L’Encyclopédie de l’histoire du Québec / The Quebec History Encyclopedia

 

Robert Christie

 

Christie, Robert (1788-1856), politician and historian, was born in Windsor, Nova Scotia, in 1788. He was educated in Nova Scotia, but before the war of 1812 came to Canada, settled in Quebec, and was called to the bar of Lower Canada. He was elected in 1827 a member of the Legislative Assembly of Lower Canada for Gaspé, but was in 1829 expelled for having, as chairman of the quarter sessions of the district of Quebec, advised the omission of the names of certain Reformers from the commission of the peace. Between 1829 and 1834 he was five times re-elected by his constituents and five times expelled by the Assembly. He then retired from the contest; but in 1841 he was again elected to represent Gaspé in the first parliament of united Canada. He continued to represent this constituency in parliament until the general election of 1854; but he did not play an important park in the House. His reputation rests, not on his parliamentary career, but on the historical researches to which he devoted himself for many years.
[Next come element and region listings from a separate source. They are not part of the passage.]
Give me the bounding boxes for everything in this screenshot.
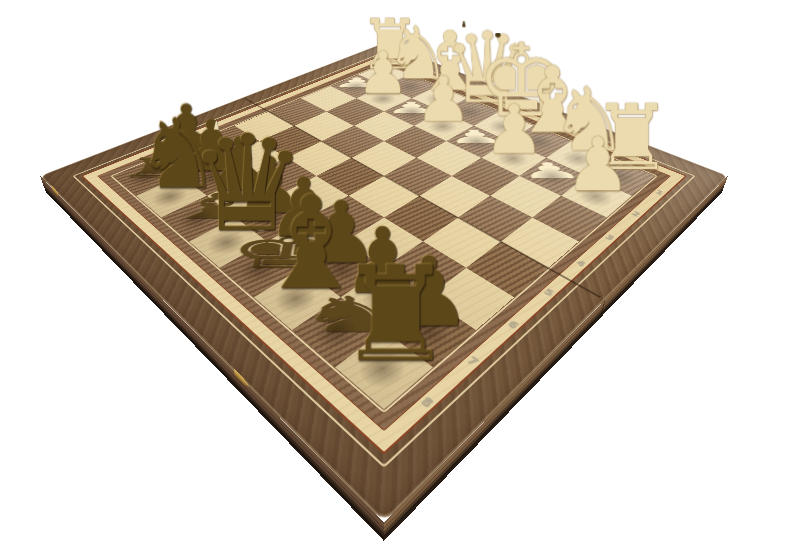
product-photo: ♜♞♝♛♚♝♞♜♟♟♟♟♟♟♟♟♟♟♟♟♟♟♟♟♜♞♝♛♚♝♞♜ 1 2 3 4… <box>0 0 799 558</box>
board-squares: ♜♞♝♛♚♝♞♜♟♟♟♟♟♟♟♟♟♟♟♟♟♟♟♟♜♞♝♛♚♝♞♜ <box>113 64 655 409</box>
chess-piece-wP[interactable]: ♟ <box>484 97 530 161</box>
chess-piece-wP[interactable]: ♟ <box>357 46 397 101</box>
chess-piece-bN[interactable]: ♞ <box>135 109 186 201</box>
chess-piece-bQ[interactable]: ♛ <box>188 121 244 247</box>
board-square[interactable] <box>452 158 520 196</box>
chess-piece-bR[interactable]: ♜ <box>337 251 407 376</box>
chess-piece-bB[interactable]: ♝ <box>254 182 316 304</box>
chessboard: ♜♞♝♛♚♝♞♜♟♟♟♟♟♟♟♟♟♟♟♟♟♟♟♟♜♞♝♛♚♝♞♜ 1 2 3 4… <box>40 43 728 523</box>
chess-piece-wP[interactable]: ♟ <box>565 130 616 200</box>
chess-piece-wP[interactable]: ♟ <box>416 70 459 129</box>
As early as 1818, he had published Memoirs of the administration of the colonial government of Lower Canada by Sir James Henry Craig and Sir George Prevost (Quebec). This was followed by Memoirs of the administration of the government of Lower Canada by Sir Gordon Drummond, Sir John Coape Sherbrooke, the late Duke of Richmond, James Monk, Esquire (Quebec, 1820), Memoirs of the administrations of Lower Canada by the Right Honorable the Earl of Dalhousie (Quebec, 1829), and Administration of the Honorable Sir Francis Burton (Quebec, n.d.). All these were later incorporated in his History of the late province of Lower Canada (vols. i-v, Quebec, 1848-54; vol. vi, Montreal, 1855), a work without literary pretensions, but scrupulously impartial, and containing a great many documents of cardinal importance. The work was hardly completed when its author died in Quebec, on October 13, 1856. He married Olivette Doucet; she died at Quebec on January 18, 1865.

Source  : W. Stewart WALLACE, ed., The Encyclopedia of Canada, Vol. II, Toronto, University Associates of Canada, 1948, 411p., p. 60.